Oscar season began in a record-breaking month for ICE deportations and its nominations were announced the weekend Alex Pretti was killed by ICE. The justifiable fury over that incident was probably one of the reasons One Battle won in the first place. And yet, nothing from any of the movie’s winners.
It’s telling that the winner who could have made the biggest political statement, Sean Penn, wasn’t there. Penn won for playing the kind of political figure we don’t want to become, and wasn’t present to drive the point home. Yet his absence from the show, apparently to visit President Volodymyr Zelenskyy in Ukrainecould still have been a beautiful opportunity to shine a light back on a crisis that has become all too forgotten. Instead no one explained anything, the opportunity was botched, and it left us with nothing but presenter Kieran Culkin making a boneheaded comment that sounded like Penn thought he was too good for the show.

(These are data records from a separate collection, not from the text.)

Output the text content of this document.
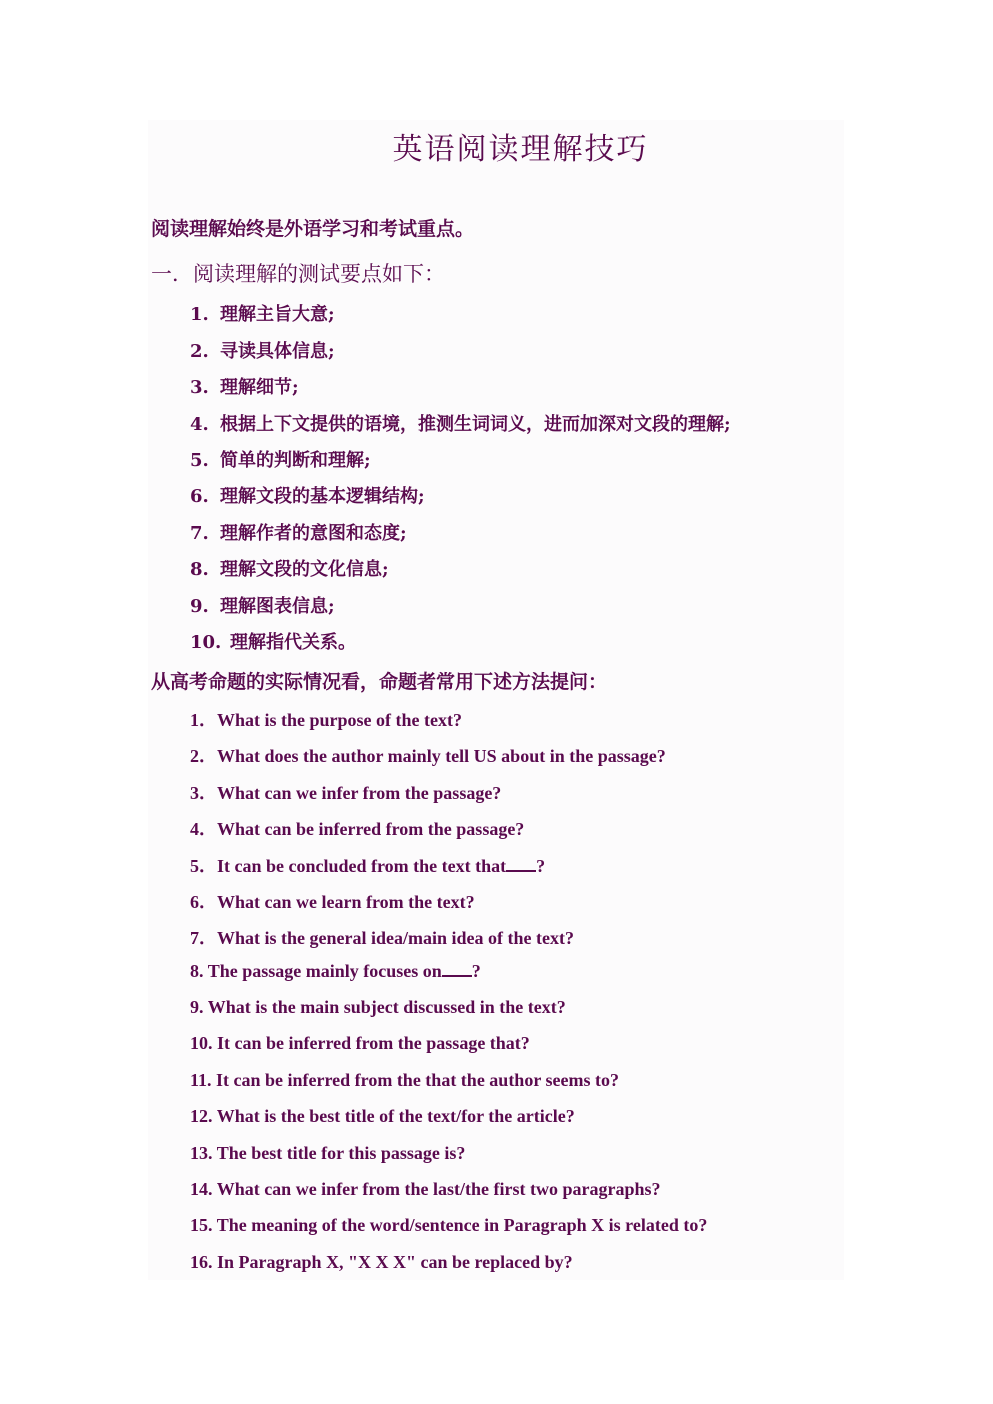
英语阅读理解技巧
阅读理解始终是外语学习和考试重点。
一．阅读理解的测试要点如下：
1. 理解主旨大意;
2. 寻读具体信息;
3. 理解细节;
4. 根据上下文提供的语境，推测生词词义，进而加深对文段的理解;
5. 简单的判断和理解;
6. 理解文段的基本逻辑结构;
7. 理解作者的意图和态度;
8. 理解文段的文化信息;
9. 理解图表信息;
10. 理解指代关系。
从高考命题的实际情况看，命题者常用下述方法提问：
1．What is the purpose of the text?
2．What does the author mainly tell US about in the passage?
3．What can we infer from the passage?
4．What can be inferred from the passage?
5．It can be concluded from the text that ?
6．What can we learn from the text?
7．What is the general idea/main idea of the text?
8. The passage mainly focuses on ?
9. What is the main subject discussed in the text?
10. It can be inferred from the passage that?
11. It can be inferred from the that the author seems to?
12. What is the best title of the text/for the article?
13. The best title for this passage is?
14. What can we infer from the last/the first two paragraphs?
15. The meaning of the word/sentence in Paragraph X is related to?
16. In Paragraph X, "X X X" can be replaced by?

Perhaps the most pointed comment of the night came from Will Arnett, who took aim at another threat hovering over the room. “Tonight we’re celebrating people, not AI,” he said, citing animation as “an art form [that]…needs to be protected.” Given the composition of the audience, that perhaps wasn’t the boldest stance. But given the way Big Tech increasingly owns Washington — and given the way it owns the people who employ the winners — it was hardly a safe comment either. Arnett was putting his rep on the line to ensure that there will still be people to honor at the Oscars.
But maybe he should stop fighting so hard. We’re all worried about an industry/society that is fast becoming too automated. But on the awards-speech score, could an AI avatar and its prompters really have done worse? After all, a synthetic performer trained on the Oscar-acceptance remarks might have at least had a hallucination. At this rate, that might be the only way we conjure up some courage.